# Pergola over firepit



## dbier (Nov 7, 2014)

I'm building a cedar pergola over my paver patio and wondering about the issue of it being directly over a firepit. Please see image. My plans currently show the pergola not extending over the firepit but I'd like it to, if at all possible.

My questions are: 

1. My main concern is blackening of the pergola over time as my fires will never be very big. Should I stop the pergola from extending over the fire? 

2. If it can be directly over the fire, is there a minimum height I should build it to avoid soot damage?

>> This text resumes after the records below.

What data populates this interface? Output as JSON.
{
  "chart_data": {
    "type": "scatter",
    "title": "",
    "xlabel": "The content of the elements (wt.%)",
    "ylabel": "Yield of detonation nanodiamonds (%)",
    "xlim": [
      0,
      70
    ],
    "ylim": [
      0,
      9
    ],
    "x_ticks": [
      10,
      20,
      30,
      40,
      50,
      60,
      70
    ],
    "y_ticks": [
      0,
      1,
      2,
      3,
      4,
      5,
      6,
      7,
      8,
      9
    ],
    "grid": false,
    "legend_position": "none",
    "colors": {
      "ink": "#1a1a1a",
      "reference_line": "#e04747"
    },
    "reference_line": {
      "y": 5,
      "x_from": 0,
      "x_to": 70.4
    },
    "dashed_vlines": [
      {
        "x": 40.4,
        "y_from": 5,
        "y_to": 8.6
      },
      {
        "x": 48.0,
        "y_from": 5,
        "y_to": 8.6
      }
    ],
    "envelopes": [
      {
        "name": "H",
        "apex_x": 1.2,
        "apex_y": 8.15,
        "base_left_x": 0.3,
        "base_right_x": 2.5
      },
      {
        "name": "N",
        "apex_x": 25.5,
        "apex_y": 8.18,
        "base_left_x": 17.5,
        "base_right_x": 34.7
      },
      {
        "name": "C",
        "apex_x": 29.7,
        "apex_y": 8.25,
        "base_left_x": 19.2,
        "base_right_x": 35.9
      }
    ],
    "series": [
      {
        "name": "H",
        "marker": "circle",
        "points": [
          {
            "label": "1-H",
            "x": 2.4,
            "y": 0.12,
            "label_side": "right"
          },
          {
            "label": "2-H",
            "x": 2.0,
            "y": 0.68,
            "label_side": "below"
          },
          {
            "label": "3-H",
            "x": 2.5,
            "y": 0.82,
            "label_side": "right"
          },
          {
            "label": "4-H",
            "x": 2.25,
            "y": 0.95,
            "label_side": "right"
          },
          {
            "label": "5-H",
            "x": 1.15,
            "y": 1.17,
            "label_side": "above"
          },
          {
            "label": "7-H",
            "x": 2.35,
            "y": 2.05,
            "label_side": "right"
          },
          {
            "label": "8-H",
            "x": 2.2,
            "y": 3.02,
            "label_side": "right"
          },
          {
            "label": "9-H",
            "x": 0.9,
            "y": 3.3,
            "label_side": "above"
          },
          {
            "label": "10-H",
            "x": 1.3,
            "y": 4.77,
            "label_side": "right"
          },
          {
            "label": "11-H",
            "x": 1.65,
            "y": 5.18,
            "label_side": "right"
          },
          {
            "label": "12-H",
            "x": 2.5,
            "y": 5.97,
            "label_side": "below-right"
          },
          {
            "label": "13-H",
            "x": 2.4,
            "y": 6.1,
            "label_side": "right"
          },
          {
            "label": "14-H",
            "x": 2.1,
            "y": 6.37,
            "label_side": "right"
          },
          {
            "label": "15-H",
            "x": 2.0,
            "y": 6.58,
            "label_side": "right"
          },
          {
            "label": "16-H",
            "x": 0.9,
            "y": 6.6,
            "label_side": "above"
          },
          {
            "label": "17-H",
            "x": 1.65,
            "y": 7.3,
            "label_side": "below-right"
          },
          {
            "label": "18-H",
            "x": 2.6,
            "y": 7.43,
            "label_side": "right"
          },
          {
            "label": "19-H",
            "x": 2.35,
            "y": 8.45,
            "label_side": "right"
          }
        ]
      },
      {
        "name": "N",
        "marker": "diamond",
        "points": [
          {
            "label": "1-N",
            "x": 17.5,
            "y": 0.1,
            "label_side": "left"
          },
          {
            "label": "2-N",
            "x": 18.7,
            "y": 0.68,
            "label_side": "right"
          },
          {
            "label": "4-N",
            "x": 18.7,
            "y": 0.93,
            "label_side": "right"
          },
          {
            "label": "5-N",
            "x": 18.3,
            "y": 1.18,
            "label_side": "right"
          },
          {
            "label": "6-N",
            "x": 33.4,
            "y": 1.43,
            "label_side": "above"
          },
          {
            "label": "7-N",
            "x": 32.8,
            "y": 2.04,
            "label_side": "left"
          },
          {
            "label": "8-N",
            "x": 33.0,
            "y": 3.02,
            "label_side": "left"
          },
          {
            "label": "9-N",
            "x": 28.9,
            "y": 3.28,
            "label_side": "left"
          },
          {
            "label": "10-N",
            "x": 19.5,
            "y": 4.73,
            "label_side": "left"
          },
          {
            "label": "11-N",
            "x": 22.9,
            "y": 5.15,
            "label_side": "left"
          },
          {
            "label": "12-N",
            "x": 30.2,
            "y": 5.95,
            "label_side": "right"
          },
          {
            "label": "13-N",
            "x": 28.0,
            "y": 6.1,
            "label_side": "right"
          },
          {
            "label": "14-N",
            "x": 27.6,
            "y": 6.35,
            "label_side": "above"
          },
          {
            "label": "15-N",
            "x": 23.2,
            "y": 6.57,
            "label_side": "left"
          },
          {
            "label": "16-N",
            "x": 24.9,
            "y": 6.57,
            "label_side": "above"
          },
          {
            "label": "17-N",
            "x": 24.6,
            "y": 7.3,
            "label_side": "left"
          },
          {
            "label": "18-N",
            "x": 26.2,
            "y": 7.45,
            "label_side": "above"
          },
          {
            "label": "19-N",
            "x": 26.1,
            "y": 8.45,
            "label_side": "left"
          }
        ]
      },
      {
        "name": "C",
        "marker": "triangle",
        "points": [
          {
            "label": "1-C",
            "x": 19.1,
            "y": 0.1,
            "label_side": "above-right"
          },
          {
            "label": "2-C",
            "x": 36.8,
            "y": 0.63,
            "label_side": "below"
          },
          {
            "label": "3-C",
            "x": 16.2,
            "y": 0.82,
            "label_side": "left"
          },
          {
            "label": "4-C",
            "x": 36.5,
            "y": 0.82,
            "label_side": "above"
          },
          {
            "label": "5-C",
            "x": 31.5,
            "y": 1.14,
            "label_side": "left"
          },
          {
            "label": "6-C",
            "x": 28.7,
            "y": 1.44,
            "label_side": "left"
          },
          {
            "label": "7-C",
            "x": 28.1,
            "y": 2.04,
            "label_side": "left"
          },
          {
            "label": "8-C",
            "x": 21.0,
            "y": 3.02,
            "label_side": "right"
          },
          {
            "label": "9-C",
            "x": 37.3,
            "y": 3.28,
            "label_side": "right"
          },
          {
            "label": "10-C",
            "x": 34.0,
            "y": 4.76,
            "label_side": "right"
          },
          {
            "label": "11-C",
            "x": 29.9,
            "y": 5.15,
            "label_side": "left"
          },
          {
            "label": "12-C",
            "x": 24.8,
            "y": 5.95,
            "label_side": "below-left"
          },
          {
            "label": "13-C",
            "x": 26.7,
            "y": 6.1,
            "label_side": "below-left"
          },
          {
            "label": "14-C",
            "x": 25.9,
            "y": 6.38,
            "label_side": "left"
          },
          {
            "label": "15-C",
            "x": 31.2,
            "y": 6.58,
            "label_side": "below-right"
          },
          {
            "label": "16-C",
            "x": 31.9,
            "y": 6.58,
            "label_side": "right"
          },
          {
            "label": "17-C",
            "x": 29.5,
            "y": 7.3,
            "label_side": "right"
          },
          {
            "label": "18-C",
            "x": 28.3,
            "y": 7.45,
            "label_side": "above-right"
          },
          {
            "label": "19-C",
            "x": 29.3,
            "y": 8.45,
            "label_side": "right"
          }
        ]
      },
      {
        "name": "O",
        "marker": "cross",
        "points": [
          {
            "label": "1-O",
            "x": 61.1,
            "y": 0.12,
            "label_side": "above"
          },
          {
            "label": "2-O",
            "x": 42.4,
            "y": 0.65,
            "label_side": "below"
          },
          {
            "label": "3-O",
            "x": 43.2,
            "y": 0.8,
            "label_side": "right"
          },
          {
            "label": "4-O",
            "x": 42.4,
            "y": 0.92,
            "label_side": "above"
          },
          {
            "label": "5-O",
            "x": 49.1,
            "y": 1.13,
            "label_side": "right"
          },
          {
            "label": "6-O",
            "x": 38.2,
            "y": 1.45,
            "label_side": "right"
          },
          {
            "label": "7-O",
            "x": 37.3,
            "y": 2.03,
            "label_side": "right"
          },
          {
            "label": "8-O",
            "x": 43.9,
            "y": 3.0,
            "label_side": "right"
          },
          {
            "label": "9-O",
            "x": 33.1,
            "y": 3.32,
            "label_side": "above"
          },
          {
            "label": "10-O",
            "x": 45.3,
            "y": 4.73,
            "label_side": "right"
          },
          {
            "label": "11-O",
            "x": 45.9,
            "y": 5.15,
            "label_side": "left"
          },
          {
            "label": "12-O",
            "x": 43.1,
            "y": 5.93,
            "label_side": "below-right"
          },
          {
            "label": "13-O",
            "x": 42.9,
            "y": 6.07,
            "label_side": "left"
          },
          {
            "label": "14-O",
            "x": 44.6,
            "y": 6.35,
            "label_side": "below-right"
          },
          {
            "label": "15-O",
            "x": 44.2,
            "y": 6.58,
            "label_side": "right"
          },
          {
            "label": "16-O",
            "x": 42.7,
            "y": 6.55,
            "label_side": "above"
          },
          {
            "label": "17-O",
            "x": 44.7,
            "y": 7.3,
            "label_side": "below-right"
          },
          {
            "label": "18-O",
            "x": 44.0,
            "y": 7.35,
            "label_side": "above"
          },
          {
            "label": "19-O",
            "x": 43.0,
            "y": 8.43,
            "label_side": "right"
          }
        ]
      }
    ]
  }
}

Thanks in advance for the help

db


----------



## Bud Cline (Mar 12, 2006)

That would be a good idea...cedar burns really well.:yes:


----------



## dbier (Nov 7, 2014)

So do you feel that I'll be ok though with this design? I would think that this is a fairly common combination but apparently, there isn't much information online regarding a pergola AND a firepit near one another. Which is actually kind of surprising to me. Am I far off base here?


----------



## ront02769 (Nov 28, 2008)

There is a reason that there isn't a lot of detail on a wooden pergola over a fire pit....because it is a really bad idea. Can't really tell distances from the drawing....but you do NOT want the wood over top of the fire....because it WILL blacken....but hopefully not burn. Ron


----------



## begal (Jul 23, 2014)

Probably want to go gas:


----------



## Fix'n it (Mar 12, 2012)

if you kept really small fires, you would be ok. if you make the size fires i do :laughing:
say byby to your house.


----------



## flhtcu (Oct 12, 2014)

I joined this forum just a few weeks ago-didn't expect this much entertainment!!! But to the OP-if you're just gonna burn it,build it with pine.


----------



## ron45 (Feb 25, 2014)

Maybe something like this..


----------



## Bondo (Dec 8, 2007)

Fix'n it said:


> if you kept really small fires, you would be ok. if you make the size fires i do :laughing:
> say byby to your house.


Ayuh,.... I can't see any Good comin' outa a roof, over an open fire,..... :whistling2:


----------



## wkearney99 (Apr 8, 2009)

If you're burning wood it wouldn't be a good idea. If it's a gas pit, maybe. But common sense really should tell you it's not a good idea either way.


----------



## Bud Cline (Mar 12, 2006)

Run the idea by the local building authority or the local fire chief.


----------



## dabnug (Nov 16, 2014)

It looks like you got more yard, why are you trying to mix night and day? Put them side by side, make them both square. It'll cost you 2x on the pavers but it'll look allot nicer in the end.


----------